Perhaps it is just the earth mourning for some reason.  It seems to be a time of mourning. A week ago my lunch was punctured with the news my friend Jim Marrinan had died.  That news was followed Tuesday by news that a neighbor of mine was in very bad shape and not expected to recover, followed by the news that another friend, a sweet, gentle man named Tim Smyth, was in intensive care at Bellevue Hospital in New York with no one sure what had happened to him nor whether he would “make it.”

He’d been found, alone, lying on a street in the West Village in New York.  It does not quite fit the mold for anything and so the NYPD has assigned a detective to the case; enough doesn’t add up that they think Tim may have been the victim of a mugging or, perhaps, a gay bashing. 

And so, I sit here on a Sunday evening attempting to pull together the mysteries of a week in which it seemed bad news cascaded.  I spoke to Tim’s sister who said, “You never know when the last normal day is going to be.”  And that has resonated so much with me this weekend as I have ruminated on life:  you do not ever know when the last normal day is going to be.

And yet we go on, living our lives while other lives end and are celebrated.  Jim has been put to rest with all the celebration he would have wanted, in a way consistent with his proud Irish heritage.  Tim lies in a hospital while surrounded by family and friends, waiting to see if he will be roused from the coma in which he rests.  Outside the hustle and bustle of the city goes on.  In another hospital my neighbor Rosemary lies, also hovering between here and the hereafter.

It is a reminder to me that I must live in the now and treasure my now because now cannot be taken for granted.  And as I grow older, and I do even while feeling as if inside I haven’t changed in twenty years and think I am still younger than I am because I do not, inside, feel old, I am growing older and my friends, my contemporaries, are dying of “natural causes.”  And while I still live with the illusion of immortality, I cannot any longer so exquisitely embrace that illusion and must make sure my affairs are in order and tidied up for those who will come after, so they are not burdened more than necessary in the stream of events.

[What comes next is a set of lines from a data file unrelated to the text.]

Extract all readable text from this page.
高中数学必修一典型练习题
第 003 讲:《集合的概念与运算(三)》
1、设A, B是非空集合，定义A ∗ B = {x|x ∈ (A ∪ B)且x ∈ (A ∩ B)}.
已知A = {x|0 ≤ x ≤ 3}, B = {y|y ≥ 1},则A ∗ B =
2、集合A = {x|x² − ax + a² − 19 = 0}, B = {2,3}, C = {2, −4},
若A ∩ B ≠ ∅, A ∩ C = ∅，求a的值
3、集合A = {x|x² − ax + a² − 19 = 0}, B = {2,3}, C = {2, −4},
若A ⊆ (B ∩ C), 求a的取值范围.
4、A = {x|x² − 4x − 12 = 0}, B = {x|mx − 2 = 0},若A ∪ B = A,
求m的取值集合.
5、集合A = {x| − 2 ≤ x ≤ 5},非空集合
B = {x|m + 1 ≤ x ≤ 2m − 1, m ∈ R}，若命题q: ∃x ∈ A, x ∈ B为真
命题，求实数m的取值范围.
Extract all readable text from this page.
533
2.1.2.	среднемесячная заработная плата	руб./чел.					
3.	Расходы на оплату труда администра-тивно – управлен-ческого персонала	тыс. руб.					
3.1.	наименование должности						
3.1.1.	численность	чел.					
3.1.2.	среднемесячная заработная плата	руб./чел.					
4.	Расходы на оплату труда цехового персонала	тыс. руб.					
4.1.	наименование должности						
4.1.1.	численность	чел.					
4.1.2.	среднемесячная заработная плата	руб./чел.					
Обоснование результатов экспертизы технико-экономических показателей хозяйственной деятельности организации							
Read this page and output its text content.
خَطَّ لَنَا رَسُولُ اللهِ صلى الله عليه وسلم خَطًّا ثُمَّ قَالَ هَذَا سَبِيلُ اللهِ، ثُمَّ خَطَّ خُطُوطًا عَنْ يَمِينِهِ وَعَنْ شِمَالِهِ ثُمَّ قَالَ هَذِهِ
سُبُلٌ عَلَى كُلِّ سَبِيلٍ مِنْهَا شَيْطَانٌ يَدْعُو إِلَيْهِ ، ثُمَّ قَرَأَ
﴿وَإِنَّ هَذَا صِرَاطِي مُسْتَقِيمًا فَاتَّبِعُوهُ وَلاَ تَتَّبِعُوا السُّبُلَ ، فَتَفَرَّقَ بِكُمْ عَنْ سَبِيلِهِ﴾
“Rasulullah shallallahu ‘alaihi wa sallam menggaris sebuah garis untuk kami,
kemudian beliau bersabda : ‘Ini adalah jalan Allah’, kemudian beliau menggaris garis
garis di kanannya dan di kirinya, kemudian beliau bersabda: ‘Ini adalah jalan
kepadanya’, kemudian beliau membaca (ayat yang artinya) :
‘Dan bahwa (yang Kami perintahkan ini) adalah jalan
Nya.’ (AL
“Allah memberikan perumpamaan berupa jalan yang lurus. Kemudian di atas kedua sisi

It is all sobering and yet somehow comforting, this understanding that all is not infinite – finite is the normal.  Thousands of millions have come and gone and will come and go and life will go on while we are remembered after our passing by those who loved us.  The Egyptians had a phrase:  to speak the name of the dead is to make them live again.  No wonder the Pharaohs worked so hard to be remembered.  Few of us will have that resonance but all of us will be remembered and our names will be spoken by those who loved us.  And the love we give will shape those around us so that goodness and kindness will whisper down the generational trails even after names are forgotten.

God said:  go forth and multiply.  I think He meant not just in numbers but also in deeds and so may all of us go forth and multiply our good deeds so that the memories of us are carried by the winds even to those who do not know our names.